Chapnews – Ekonomi – Utang luar negeri Indonesia kembali menanjak pada kuartal I-2025, mencapai angka fantastis: USD 430,4 miliar atau setara Rp7.101,5 triliun (dengan kurs Rp16.529 per USD). Lonjakan ini, menurut rilis resmi Bank Indonesia (BI) Kamis (15/5/2025), menunjukkan pertumbuhan 6,4% secara tahunan (yoy), melampaui pertumbuhan 4,3% pada kuartal IV-2024.
Direktur Eksekutif Departemen Komunikasi BI, Ramdan Denny Prakoso, menjelaskan peningkatan ini bersumber dari sektor publik. Utang luar negeri pemerintah sendiri naik menjadi USD 206,9 miliar, tumbuh 7,6% secara tahunan. Kenaikan ini didorong oleh peningkatan pinjaman dan investasi asing pada Surat Berharga Negara (SBN) internasional. Pemerintah memastikan pengelolaan utang dilakukan secara hati-hati dan transparan untuk menopang pembangunan.

Berbeda dengan sektor publik, utang luar negeri sektor swasta justru mengalami penurunan 1,2%, tercatat sebesar USD 195,5 miliar. Sektor industri pengolahan, jasa keuangan, listrik dan gas, serta pertambangan menjadi penyumbang utama utang swasta.

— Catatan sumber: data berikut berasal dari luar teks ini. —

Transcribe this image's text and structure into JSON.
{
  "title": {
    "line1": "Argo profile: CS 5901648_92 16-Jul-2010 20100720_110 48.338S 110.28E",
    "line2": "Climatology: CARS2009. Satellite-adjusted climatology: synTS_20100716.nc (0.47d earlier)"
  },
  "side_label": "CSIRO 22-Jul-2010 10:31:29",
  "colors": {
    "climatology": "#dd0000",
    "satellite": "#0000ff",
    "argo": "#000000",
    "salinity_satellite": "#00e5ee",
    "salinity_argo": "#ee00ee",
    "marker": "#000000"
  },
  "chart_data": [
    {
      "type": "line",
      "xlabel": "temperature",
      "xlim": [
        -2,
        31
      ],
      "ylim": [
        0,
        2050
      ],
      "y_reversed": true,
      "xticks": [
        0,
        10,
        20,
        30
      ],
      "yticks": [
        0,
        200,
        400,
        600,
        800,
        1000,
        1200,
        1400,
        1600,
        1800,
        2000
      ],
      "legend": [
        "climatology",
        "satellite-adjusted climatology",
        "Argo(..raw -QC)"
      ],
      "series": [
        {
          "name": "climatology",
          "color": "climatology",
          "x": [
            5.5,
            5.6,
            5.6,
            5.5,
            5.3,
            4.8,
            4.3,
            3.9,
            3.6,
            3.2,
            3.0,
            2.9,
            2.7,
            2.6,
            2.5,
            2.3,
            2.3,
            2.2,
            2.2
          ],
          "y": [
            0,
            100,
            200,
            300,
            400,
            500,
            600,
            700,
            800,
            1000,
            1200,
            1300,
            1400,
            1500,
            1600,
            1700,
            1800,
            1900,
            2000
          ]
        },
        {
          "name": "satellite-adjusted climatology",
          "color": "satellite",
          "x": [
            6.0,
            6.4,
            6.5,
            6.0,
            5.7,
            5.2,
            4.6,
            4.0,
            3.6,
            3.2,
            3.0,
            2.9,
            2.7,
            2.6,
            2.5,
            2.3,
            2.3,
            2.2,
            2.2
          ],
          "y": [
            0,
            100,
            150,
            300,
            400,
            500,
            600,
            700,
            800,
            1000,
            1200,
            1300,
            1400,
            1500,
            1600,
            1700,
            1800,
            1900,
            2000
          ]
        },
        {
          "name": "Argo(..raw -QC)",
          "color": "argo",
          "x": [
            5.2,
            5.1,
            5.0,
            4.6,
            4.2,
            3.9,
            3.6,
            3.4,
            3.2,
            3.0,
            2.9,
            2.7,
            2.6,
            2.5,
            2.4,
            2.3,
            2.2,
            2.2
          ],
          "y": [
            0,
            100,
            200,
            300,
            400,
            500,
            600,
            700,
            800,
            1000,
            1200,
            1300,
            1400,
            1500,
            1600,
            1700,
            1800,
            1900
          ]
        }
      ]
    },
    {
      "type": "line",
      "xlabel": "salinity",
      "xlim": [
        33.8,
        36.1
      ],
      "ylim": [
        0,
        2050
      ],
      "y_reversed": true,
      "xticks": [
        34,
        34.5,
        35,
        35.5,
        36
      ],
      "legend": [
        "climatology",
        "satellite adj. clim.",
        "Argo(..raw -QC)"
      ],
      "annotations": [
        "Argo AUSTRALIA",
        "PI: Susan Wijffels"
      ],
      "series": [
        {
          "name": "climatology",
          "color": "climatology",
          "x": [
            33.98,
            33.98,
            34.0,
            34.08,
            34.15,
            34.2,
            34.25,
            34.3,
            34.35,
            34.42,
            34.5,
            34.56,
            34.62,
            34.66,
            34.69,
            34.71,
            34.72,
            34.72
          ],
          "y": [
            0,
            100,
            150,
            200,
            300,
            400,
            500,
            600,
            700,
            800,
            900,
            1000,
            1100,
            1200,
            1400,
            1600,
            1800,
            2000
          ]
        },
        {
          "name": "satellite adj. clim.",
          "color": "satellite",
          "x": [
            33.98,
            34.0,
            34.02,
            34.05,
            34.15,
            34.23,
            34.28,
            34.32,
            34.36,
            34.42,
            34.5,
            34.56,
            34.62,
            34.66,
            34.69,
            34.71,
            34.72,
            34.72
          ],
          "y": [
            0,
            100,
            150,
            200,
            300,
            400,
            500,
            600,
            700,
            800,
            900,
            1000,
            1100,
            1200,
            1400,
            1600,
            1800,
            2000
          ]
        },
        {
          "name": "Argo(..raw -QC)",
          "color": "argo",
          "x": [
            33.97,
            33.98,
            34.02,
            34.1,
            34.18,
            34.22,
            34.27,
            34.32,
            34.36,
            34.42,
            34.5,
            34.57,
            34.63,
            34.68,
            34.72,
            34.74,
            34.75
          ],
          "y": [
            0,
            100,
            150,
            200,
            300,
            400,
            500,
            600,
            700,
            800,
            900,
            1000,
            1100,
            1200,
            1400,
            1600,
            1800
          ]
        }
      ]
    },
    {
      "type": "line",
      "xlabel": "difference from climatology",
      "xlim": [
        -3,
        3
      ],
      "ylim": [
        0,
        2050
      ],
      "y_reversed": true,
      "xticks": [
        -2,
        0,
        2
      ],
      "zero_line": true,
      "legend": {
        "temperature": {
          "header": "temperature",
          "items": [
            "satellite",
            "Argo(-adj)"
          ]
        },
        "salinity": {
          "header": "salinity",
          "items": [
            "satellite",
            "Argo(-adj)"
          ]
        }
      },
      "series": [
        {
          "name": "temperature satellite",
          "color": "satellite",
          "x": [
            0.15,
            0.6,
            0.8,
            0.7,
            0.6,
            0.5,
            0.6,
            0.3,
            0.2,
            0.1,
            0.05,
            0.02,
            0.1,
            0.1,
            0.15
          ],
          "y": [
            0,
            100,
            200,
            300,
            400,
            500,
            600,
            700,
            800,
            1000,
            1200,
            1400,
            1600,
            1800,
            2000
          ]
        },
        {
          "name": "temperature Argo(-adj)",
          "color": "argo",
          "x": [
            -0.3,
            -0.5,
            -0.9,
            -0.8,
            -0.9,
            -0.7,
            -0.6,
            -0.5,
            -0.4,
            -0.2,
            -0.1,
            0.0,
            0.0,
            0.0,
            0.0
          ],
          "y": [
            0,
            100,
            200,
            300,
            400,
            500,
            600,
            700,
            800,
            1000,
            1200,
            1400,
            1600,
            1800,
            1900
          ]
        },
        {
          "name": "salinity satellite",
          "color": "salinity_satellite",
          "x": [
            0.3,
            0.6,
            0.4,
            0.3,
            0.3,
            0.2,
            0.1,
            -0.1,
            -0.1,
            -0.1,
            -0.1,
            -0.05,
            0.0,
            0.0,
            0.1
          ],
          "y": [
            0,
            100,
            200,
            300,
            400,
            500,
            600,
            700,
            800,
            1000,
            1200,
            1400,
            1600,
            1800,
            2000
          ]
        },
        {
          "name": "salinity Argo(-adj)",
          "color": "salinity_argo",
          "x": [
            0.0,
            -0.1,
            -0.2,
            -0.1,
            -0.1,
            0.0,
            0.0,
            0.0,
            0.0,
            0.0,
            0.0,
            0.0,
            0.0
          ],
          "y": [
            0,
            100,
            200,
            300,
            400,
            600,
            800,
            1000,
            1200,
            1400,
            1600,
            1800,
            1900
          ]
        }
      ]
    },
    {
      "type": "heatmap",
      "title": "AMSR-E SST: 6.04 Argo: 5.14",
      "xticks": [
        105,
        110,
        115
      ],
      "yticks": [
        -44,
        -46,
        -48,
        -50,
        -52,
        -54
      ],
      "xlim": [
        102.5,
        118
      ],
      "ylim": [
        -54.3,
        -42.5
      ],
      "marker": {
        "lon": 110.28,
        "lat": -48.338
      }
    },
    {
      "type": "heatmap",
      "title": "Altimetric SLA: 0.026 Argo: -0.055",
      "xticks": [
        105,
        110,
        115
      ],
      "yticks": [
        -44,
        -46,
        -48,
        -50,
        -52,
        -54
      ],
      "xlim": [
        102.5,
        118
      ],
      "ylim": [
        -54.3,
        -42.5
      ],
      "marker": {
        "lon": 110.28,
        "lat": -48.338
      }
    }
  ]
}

Meskipun angkanya mengkhawatirkan, BI menegaskan struktur ULN Indonesia masih tergolong sehat. Rasio ULN terhadap Produk Domestik Bruto (PDB) berada di angka 30,6%, dengan mayoritas merupakan utang jangka panjang. Baik BI maupun pemerintah berkomitmen menjaga stabilitas ULN untuk mendukung pertumbuhan ekonomi berkelanjutan. Pertanyaannya, seberapa amankah kondisi ini? Apakah langkah-langkah pemerintah sudah cukup untuk mengantisipasi potensi risiko? Kita tunggu saja perkembangan selanjutnya.